Discriminatoire, anticonstitutionnel, antimusulman… Depuis janvier 2017, des voix s'élèvent pour dénoncer le décret migratoire signé par Donald Trump quelques jours à peine après son arrivée à la Maison Blanche. Bloqué à deux reprises par des décisions de justice, le texte a finalement été entériné par la Cour suprême en décembre 2017.

Désormais, neuf pays sont concernés : le Tchad, la Libye, le Yémen, l’Iran, l’Irak, la Corée du Nord, la Syrie, la Somalie et le Venezuela. Leurs ressortissants voient leurs conditions d'entrée sur le sol américain restreintes, avec une variation des dispositions selon leur nationalité. S'il est strictement interdit de voyager aux États-Unis pour les détenteurs de passeports nord-coréens ou syriens, pour les ressortissants du Venezuela, seuls certains officiels et leurs familles sont visés.

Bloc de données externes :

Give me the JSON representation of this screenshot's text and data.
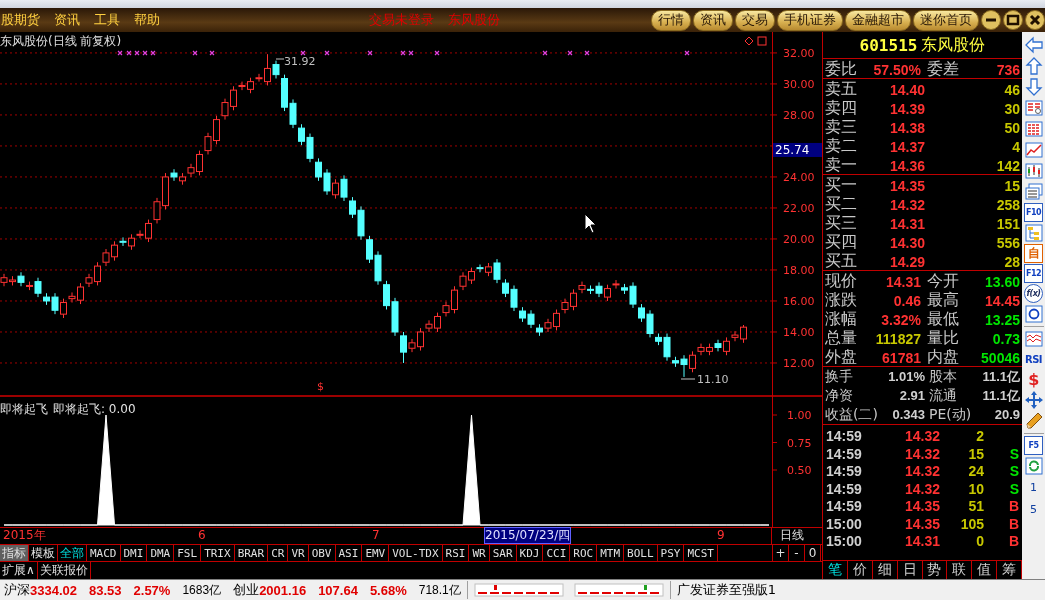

Une délivrance des visas revue à la baisse

Dès son entrée en vigueur, les universités américaines avaient redouté les conséquences du décret sur le système éducatif et de recherche, ce dernier reposant sur une forte collaboration internationale. Le site d'informations spécialisées Inside Higher Ed a analysé les premiers chiffres publiés par le Département d’État sur la délivrance de visas. Et ils ne sont guère rassurants.

Comparant le nombre de visas attribués entre 2016 et 2017 pour chaque pays concerné par le décret, la baisse des attributions des visas étudiants (dits "F1") et des visas destinés aux universitaires (dits "B1"), venus assister à des conférences ou délivrer des cours, est nette. Pour les F1, elle oscille entre 4,1 % pour le Tchad et 67,7 % pour le Yémen. Quant aux B1, ils enregistrent un recul de 39 % pour le Tchad et de 74,6 % pour la Corée du Nord.

Pour les visas étudiants, ces chiffres n’indiquent pas si cette baisse est révélatrice d’un déclin du nombre de demandes ou bien d’une augmentation des refus. En revanche, pour les visas destinés aux universitaires, ce sont bien les refus qui ont augmenté, dans six des huit pays concernés.

Un décret appliqué à la lettre

Selon Stephen Yale-Loehr, professeur spécialisé en droit de l’immigration à l’université de Cornell, ces chiffres montrent que les restrictions imposées par le décret sont appliquées de manière plus stricte que prévu, et dépassent même insidieusement son cadre. Prenant l’exemple de l’Iran, il note une baisse de 24 % des visas F1 délivrés, alors que selon les termes du décret, les étudiants iraniens ne sont visés par aucune restriction.

Ahmed Dardir, étudiant égyptien à l’université de Columbia à New York, sera peut-être forcé de soutenir sa thèse à distance. L’entrée aux États-Unis lui a été refusée et son visa révoqué après son dernier séjour au Caire, en novembre 2017. Interrogé sur ses liens avec des extrémistes salafistes, il n’a pu répondre aux questions des officiers d'immigration et se retrouve dans l’impossibilité de poursuivre ses études ou de chercher un emploi sur le sol américain. L’Égypte, comme l'Iran, ne figure pourtant pas dans la liste des pays affectés par le décret.

Les conférences organisées aux États-Unis boycottées

Autres victimes de l’application du décret, les conférences voient leur taux de participation diminuer. L’Association des études sur le Moyen-Orient a déploré 400 participants en moins sur les 2.400 attendus à sa réunion annuelle organisée à Chicago en novembre 2017. Le processus d’inscription à une conférence s’étale en général sur plusieurs mois : l’incertitude liée à la publication des trois décrets migratoires successifs et la bataille judiciaire qui en a résulté ont poussé de nombreux participants à la prudence.

D’autres universitaires et scientifiques choisissent sciemment d’exprimer leur opposition au décret migratoire en boycottant les conférences organisées aux États-Unis. Une pétition, lancée en janvier 2017, a récolté près de 6.600 signatures en seulement deux mois. Sur le long terme, il s'avère difficile pour certains de se priver de l’occasion de présenter son travail lors de ces conférences.

La bataille judiciaire n’est cependant pas terminée : une cour d’appel d'Hawaii entend prouver que Donald Trump a outrepassé ses prérogatives de président en imposant ce décret. Ses arguments seront entendus par la Cour suprême le 25 avril prochain.